I used that in my old BG Vengevine madness deck 7 years ago. It was a more effective way to dodge gravehate than boarding in reactive answers (e.g. boarding out Bloodghasts, Buried Alive and Vengevines for Dark Confidants, Thoughtseize and Abrupt Decay). It was hedging between an explosive deck and a fair deck, the way Survival lists used to.
The explosive plan can't pull that off. There are too many cards committed to the main plan and a lower land count. You're not winning a fair game. That means the sideboard needs to be answers to gravehate, instead of a plan B. Dredge has the same problem. It's hard to win game 2, not knowing which hate to board against. If you bring in Nature's Claim and they have Surgicals, awkward... Still, this has more diverse threats than Dredge and should be harder to hate out.
3) Threat diversification into cards that are both enablers and alternate win conditions: e.g.
Lotleth Troll,
Carrion Feeder,
Cryptbreaker.
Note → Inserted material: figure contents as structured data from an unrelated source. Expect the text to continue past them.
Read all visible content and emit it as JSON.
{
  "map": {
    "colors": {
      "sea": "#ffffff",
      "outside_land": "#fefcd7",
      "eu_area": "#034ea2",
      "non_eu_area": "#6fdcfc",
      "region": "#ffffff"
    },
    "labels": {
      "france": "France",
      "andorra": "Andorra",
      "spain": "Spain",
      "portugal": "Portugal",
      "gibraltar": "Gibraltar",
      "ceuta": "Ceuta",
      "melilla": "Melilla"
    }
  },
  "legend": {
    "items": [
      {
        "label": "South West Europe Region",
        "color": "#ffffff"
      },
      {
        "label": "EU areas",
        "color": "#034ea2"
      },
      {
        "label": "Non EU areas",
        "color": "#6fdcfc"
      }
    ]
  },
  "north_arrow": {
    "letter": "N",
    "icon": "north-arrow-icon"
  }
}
These cards don't help you get the explosive turn 1 Hollow One starts, but they play dual roles of enabling your free guys or also threatening to win the game on their own, even if your graveyard is hated out or Hollow One takes StP. Cards like that reduce your turn 1 explosiveness rate but increase your chance of winning through spot removal or a Tormod's Crypt.
I found the threat diversification angle very useful in my old Vengevine Madness deck, but that was before
Hollow One. That was also in a metagame full of creatures (Maverick, Stoneblade, D&T), where having the grow guys grinded out wins. I have yet to test whether in 2019 you win more matches by having more explosive turn 1s or by hedging with alternate win conditions. In this meta, explosiveness is probably the right call.